Guest Writer~Bianca Marais
March 11, 2020
Dear Book Lovers,
I am ecstatic today! One of my favorite authors is on the blog. Bianca Marais, author of Hum if You Don't Know the Words and If You Want to Make God Laugh (G.P. Putnam's Sons) is talking about a book she loves. I am not going to lie, her letter is stellar and truly holds Mr. H. accountable WITH A CAPITAL A!!! Bianca is originally from South Africa and now lives in Canada. Before Bianca got into writing, she started a corporate training company and volunteered with Cotlands, where she assisted care workers in Soweto with providing aid for HIV/AIDS orphans.
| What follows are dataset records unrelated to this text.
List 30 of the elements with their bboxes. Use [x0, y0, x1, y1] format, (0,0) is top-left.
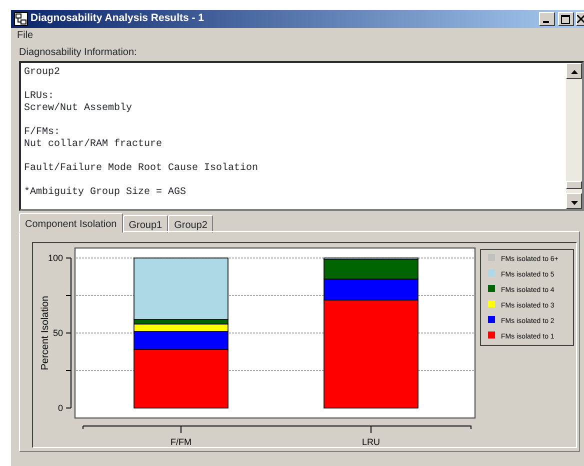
info-line: F/FMs: — [24, 127, 62, 138]
scrollbar[interactable] — [566, 63, 582, 209]
scroll-up-button[interactable] — [566, 63, 582, 79]
info-text-area[interactable]: Group2 LRUs: Screw/Nut Assembly F/FMs: Nut collar/RAM fracture Fault/Failure Mode Root Cause Isolation *Ambiguity Group Size = AGS — [19, 61, 584, 211]
window-title: Diagnosability Analysis Results - 1 — [30, 11, 205, 26]
tick-label: 100 — [48, 253, 63, 263]
tick-label: 0 — [58, 403, 63, 413]
section-label: Diagnosability Information: — [18, 46, 138, 60]
axis-title: Percent Isolation — [40, 296, 51, 370]
scroll-thumb[interactable] — [566, 181, 582, 189]
menu-item[interactable]: File — [11, 28, 40, 43]
minimize-button[interactable] — [538, 12, 555, 26]
close-icon — [577, 15, 584, 23]
category-label: F/FM — [170, 437, 192, 447]
maximize-icon — [561, 14, 570, 24]
close-button[interactable] — [576, 12, 584, 26]
scroll-down-button[interactable] — [566, 193, 582, 209]
info-line: *Ambiguity Group Size = AGS — [24, 187, 188, 199]
tick-label: 50 — [52, 328, 63, 338]
tab[interactable]: Group1 — [122, 215, 168, 233]
maximize-button[interactable] — [558, 12, 574, 26]
info-line: LRUs: — [24, 91, 56, 102]
tab[interactable]: Component Isolation — [19, 213, 123, 233]
category-label: LRU — [362, 437, 380, 447]
info-line: Nut collar/RAM fracture — [24, 139, 164, 151]
tab[interactable]: Group2 — [168, 215, 214, 233]
info-line: Group2 — [24, 67, 62, 79]
info-line: Screw/Nut Assembly — [24, 103, 134, 115]
app-icon — [14, 12, 28, 26]
info-line: Fault/Failure Mode Root Cause Isolation — [24, 163, 260, 175]
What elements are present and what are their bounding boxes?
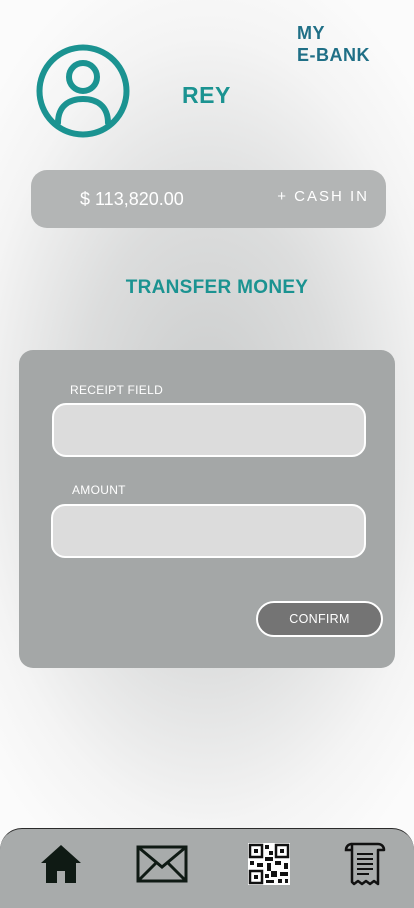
amount-field-label: AMOUNT: [72, 483, 126, 497]
balance-card: $ 113,820.00 + CASH IN: [31, 170, 386, 228]
home-icon: [39, 843, 83, 890]
nav-qr[interactable]: [244, 841, 294, 891]
receipt-field-input[interactable]: [52, 403, 366, 457]
user-avatar-icon[interactable]: [36, 44, 130, 138]
app-brand: MY E-BANK: [297, 23, 370, 65]
receipt-icon: [342, 840, 388, 893]
nav-home[interactable]: [36, 841, 86, 891]
mail-icon: [136, 844, 188, 889]
qr-code-icon: [247, 842, 291, 891]
bottom-nav: [0, 828, 414, 908]
nav-receipt[interactable]: [340, 841, 390, 891]
balance-amount: $ 113,820.00: [80, 189, 184, 209]
user-name: REY: [182, 82, 231, 108]
confirm-button[interactable]: CONFIRM: [256, 601, 383, 637]
transfer-form: RECEIPT FIELD AMOUNT CONFIRM: [19, 350, 395, 668]
transfer-money-title: TRANSFER MONEY: [125, 277, 309, 298]
receipt-field-label: RECEIPT FIELD: [70, 383, 164, 397]
amount-field-input[interactable]: [51, 504, 366, 558]
nav-mail[interactable]: [136, 841, 188, 891]
cash-in-button[interactable]: + CASH IN: [277, 188, 369, 205]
She currently runs the Eunice Ngogodo Own Voices Initiative to empower young black women in Africa to write and publish their own stories. How wonderful is that?
I have nothing but kind words to say about Bianca. When I started Dear Mr. Hemingway a year and a half ago, I was a social media newbie. My instagram/FB photos were lame, I had no idea what a hashtag was, and instagram stories were not in my wheelhouse. I loved working on this website, but made constant errors, had difficulty linking things and had no clue how important SEOs were. With that said, Bianca was one of my first followers and has stuck around ever since (I think I have improved 😂😂). She is kind, approachable and a fabulous resource for book recommendations. Bianca has been faithful to this guest writing series, sharing everyone's post and cheering her fellow authors on. She is a wealth of knowledge and an absolute doll to work with. I look forward to meeting her in person one of these day 🥰🥰. I want to thank her to the moon and back for contributing to this series. If you haven't read her books.............make it happen. they DO NOT disappoint.
Happy Reading Friends,
P.S. Bianca was actually bit by a Giraffe 😯😯 and has a scar to prove it 🦒🦒🦒!! Scary, but kind of cool!
Dear Mr. Hemingway,
In researching your history in order to see what might possibly connect you to the incredible South African short story collection, “If You Keep Digging”, that I’d like to discuss with you today, I discovered that you travelled to Kenya, Tanzania, the Congo and Rwanda between the 30s and 50s.
I must be honest, I balked at the pictures of you standing proudly with your trophy kills, especially the lion and the leopard whose heads you mounted on your walls. I try to tell myself that it was a different time then and I shouldn’t judge you too harshly for all that big game hunting. Even if I did, I know that you wouldn’t give a sh*t what I thought of you, because that’s the kind of person you were.
Which does tie me in to the author whose work I’d like to tell you about. Keletso Mopai, too, is a badass. And she, too, doesn’t much give a damn what others think about her. You also both have very similar writing styles in that Ms. Mopai appears to subscribe to the iceberg theory writing technique. She writes in a very minimalistic way, allowing the deeper meaning of each story to shine through implicitly.
That is, however, where your similarities end.
While many of your stories deal with your idea of masculinity – specifically the belief that real men keep doubts and insecurities to themselves while having to constantly prove their manhood – Ms. Mopai explores toxic masculinity, and the effect it has on families. In your short story, “The Short Happy Life of Francis Macomber”, you show the title character as someone who transitions from emasculation to full manhood just by shooting buffalo. In Ms. Mopai’s “Monkeys”, we see the fallout of that kind of mindset, and how toxic masculinity often manifests in domestic violence when a man who suppresses his emotions uses his fists to express them.
Her brilliant collection, published by BlackBird Books, includes twelve incredibly diverse stories told from a wide range of perspectives. It explores South Africa’s fledgling democracy in the years after the end of apartheid, and the themes Ms. Mopai touches on include social class issues, racism, colourism, mental illness, sexuality, abandonment, identity, the push and pull of family dynamics, the oppression of women as well as unfulfilled potential.
Anyone who wants to read more about marginalised identities, or who is interested in diverse reads, needs to get this collection immediately. Look out especially for “Monkeys”, “Skinned”, “Madness”, “Becoming a God” and “Fourteen” which I particularly enjoyed.
Yours in the eternal quest to expand one’s horizons,
P.S. Since you never got to South Africa in your travels, you might want to read my two novels which are based there: Hum If You Don’t Know the Words and If You Want to Make God Laugh. I know you’ll agree with me when it comes to my abhorrence of the canned lion hunting industry as touched upon in LAUGH. I’m not sure what you’ll make of my badass women.